Okolchitsa Peak is about 20 kilometers from Vratsa. East of it is the hut of the same name, which can accommodate more than 80 tourists and is a good starting point for visiting the historical area.
As we all know, on May 17, 1876, an insurgent group led by Hristo Botev captured the Austrian ship “Radetsky” and landed on the Bulgarian coast near Kozloduy. After three days of fierce battles with their many times superior opponent, the rebels took a position on the Kamarata and Kupena peaks and in the second battle, the numerous army of Turks and Circassians, reinforced with two mountain cannons, failed to defeat the handful of brave men.
Hristo Botev and some of his comrades stopped on the south-eastern slope of Mount Kamarata above the slope of Iolkovitsa. He stood up to see where the other Chetniks were and suddenly fell, pierced by an enemy bullet.
His broken companions took the voivode’s insignia and covered his body with branches so that the Turks would not mess with him. History has preserved the words of the only surviving eyewitness to the voivode’s death, Nikola Obretenov: “We kissed Botev on the forehead, which was clean and in the dark we retreated, leaving his corpse next to the very stone where he was killed…” Today, the voivode’s forehead marks a small rock with the inscription: “To the great Botev. Your prophecy has been fulfilled – you are alive!” In 1901 a commission, which included nine of Botev’s companions, specified the positions of the squad and proposed “in a place visible, personal and close to the last battle” to erect a monument to perpetuate this feat.

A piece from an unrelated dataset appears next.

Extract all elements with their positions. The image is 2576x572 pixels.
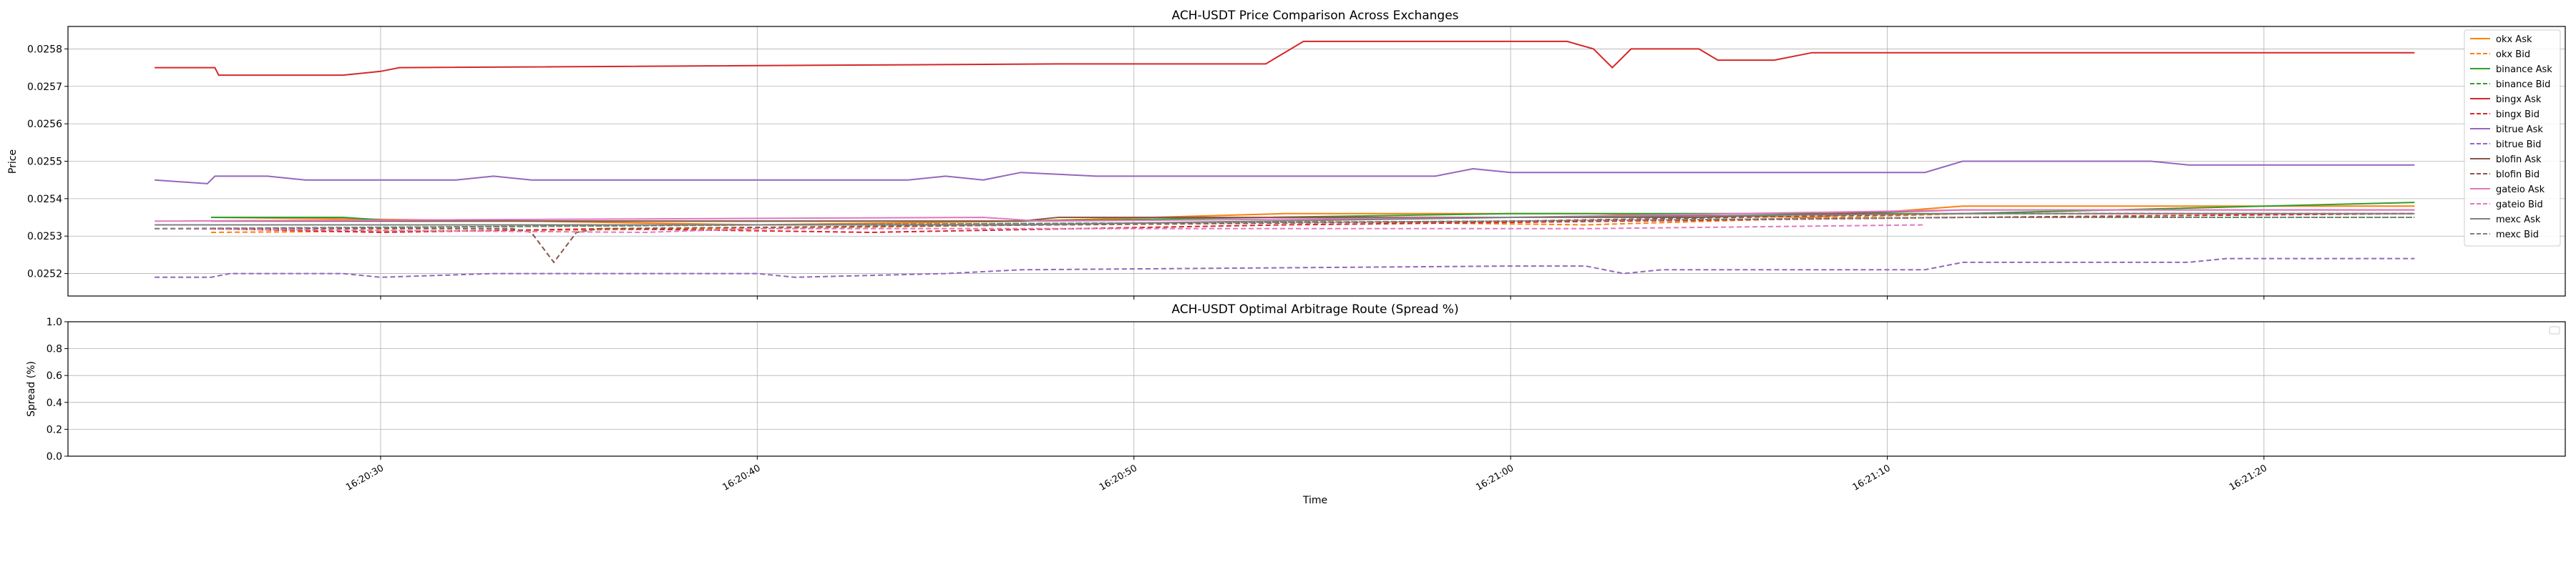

The idea became a reality only in 1937-1938, when the 35-meter obelisk was built, a dominant accent against the background of the wonderful panoramas that the mountains and fields of Vratsa generously offer.
In 1947, the militia cross on the top was replaced by a pentagram, but in 1991 the monument regained its authentic appearance.
The tradition, established by twelve tourists as early as 1947, of organizing a national march “In the footsteps of the Boteva Cheta” from Kozloduy to Okolchitsa is still alive today. Every year on June 2 – the date of his death – thousands of people from the whole country to bow before the heroism of the revolutionary poet, his Chetniks and all those who died in the struggle for liberation from Turkish slavery. Botev proved with his whole life and work how true the words written by himself are: “The one who falls in the fight for freedom, he does not die.” Only 28 years old and leaving behind only 20 poems, he secured immortality and the eternal gratitude of all generations of Bulgarians.